Hello Anthony,
I'm back at my lair (phew, finally ;-)
Regarding the files at
http://dammit.lt/wikistats/ :
What are "en.b", "en.d", "en2", etc?
suffixes indicate projects - from
http://svn.wikimedia.org/viewvc/mediawiki/trunk/webstatscollector/filter.c?…
:
projects[] = {
{"wikipedia","",NULL},
{"wiktionary",".d",NULL},
{"wikinews",".n",NULL},
{"wikimedia",".m",check_wikimedia},
{"wikibooks",".b",NULL},
{"wikisource",".s",NULL},
{"mediawiki",".w",NULL},
{"wikiversity",".v",NULL},
{"wikiquote",".q",NULL},
NULL
},
en2 is, um,
http://en2.wikipedia.org/ ;-) it used to exist once upon a
time, and apparently there're some referrals.
Are edits included, or only views?
That is views only - though you can find actual logic in above file,
it is mostly this pattern:
http://*.*.org/wiki/*
which is what we have for special pages and views.
Are the hit counts actual, or 1/10th sampled, or
something else?
They are actual, with duplicates removed (that is, we don't count in
cache-to-cache traffic, only end-user-to-cache).

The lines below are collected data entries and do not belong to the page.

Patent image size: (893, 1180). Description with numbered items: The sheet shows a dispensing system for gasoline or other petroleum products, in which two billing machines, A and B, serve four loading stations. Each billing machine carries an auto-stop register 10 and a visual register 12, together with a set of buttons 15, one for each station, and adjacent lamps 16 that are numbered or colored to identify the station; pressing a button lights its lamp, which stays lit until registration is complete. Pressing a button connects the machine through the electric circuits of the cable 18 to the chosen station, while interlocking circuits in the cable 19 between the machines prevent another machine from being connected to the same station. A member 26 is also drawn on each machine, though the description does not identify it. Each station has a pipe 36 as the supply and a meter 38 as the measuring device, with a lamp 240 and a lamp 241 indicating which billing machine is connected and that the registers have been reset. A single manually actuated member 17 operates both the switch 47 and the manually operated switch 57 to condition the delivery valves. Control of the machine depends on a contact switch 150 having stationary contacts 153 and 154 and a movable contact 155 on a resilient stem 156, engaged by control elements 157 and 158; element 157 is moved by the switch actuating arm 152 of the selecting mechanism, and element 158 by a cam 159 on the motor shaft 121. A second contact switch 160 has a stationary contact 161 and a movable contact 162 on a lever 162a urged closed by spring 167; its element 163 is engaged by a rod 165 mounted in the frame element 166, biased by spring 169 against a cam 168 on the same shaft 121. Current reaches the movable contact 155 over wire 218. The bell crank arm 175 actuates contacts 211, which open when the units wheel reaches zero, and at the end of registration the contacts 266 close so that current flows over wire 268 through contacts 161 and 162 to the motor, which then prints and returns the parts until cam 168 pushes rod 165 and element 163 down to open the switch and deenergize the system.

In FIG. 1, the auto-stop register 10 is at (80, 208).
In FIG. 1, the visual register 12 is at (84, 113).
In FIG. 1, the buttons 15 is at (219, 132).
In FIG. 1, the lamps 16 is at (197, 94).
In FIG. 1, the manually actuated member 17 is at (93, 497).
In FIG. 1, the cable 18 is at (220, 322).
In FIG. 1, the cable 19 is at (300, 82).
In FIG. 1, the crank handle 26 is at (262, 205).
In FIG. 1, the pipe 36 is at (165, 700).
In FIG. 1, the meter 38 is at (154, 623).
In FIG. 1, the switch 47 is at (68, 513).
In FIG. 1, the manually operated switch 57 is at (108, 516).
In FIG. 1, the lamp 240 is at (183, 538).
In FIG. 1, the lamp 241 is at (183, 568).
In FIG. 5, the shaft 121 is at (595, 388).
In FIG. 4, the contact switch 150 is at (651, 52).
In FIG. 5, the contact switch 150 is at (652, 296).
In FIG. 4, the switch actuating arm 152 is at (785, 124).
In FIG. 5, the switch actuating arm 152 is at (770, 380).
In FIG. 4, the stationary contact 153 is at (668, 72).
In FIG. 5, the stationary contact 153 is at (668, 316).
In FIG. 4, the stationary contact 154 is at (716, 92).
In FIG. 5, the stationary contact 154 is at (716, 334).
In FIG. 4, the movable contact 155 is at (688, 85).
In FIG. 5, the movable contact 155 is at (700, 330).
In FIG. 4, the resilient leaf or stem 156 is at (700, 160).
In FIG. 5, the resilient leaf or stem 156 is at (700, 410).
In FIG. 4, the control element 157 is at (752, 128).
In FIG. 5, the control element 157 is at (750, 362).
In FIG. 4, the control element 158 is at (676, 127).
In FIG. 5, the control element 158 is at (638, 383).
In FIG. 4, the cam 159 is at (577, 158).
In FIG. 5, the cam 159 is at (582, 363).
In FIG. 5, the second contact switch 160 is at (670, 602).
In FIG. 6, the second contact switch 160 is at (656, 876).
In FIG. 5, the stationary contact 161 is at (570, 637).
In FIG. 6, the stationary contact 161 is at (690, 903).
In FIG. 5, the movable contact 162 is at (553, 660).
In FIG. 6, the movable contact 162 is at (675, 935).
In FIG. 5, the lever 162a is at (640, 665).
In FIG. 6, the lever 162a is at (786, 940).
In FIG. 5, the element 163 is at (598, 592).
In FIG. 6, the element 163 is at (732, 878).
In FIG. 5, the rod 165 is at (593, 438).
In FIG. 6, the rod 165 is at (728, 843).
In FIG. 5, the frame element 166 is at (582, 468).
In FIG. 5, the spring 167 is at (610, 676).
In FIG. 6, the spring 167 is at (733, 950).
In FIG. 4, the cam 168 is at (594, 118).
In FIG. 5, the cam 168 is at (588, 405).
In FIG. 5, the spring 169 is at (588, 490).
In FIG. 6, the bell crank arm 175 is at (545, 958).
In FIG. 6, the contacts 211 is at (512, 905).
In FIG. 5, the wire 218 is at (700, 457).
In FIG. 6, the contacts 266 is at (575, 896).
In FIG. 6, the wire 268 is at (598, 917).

pagecounts-20090501-200000.gz<http://dammit.lt/wikistats/pagecounts-20090501-200000.gz
is
the hour *beginning* 20:00:00?
ending, I think. let me check, yes, end time. logic is in
produceDump() at
http://svn.wikimedia.org/viewvc/mediawiki/trunk/webstatscollector/collector…
:)
I think I may end up documenting this somewhat more, but I need to do
some promised and long overdue development on this project.
Domas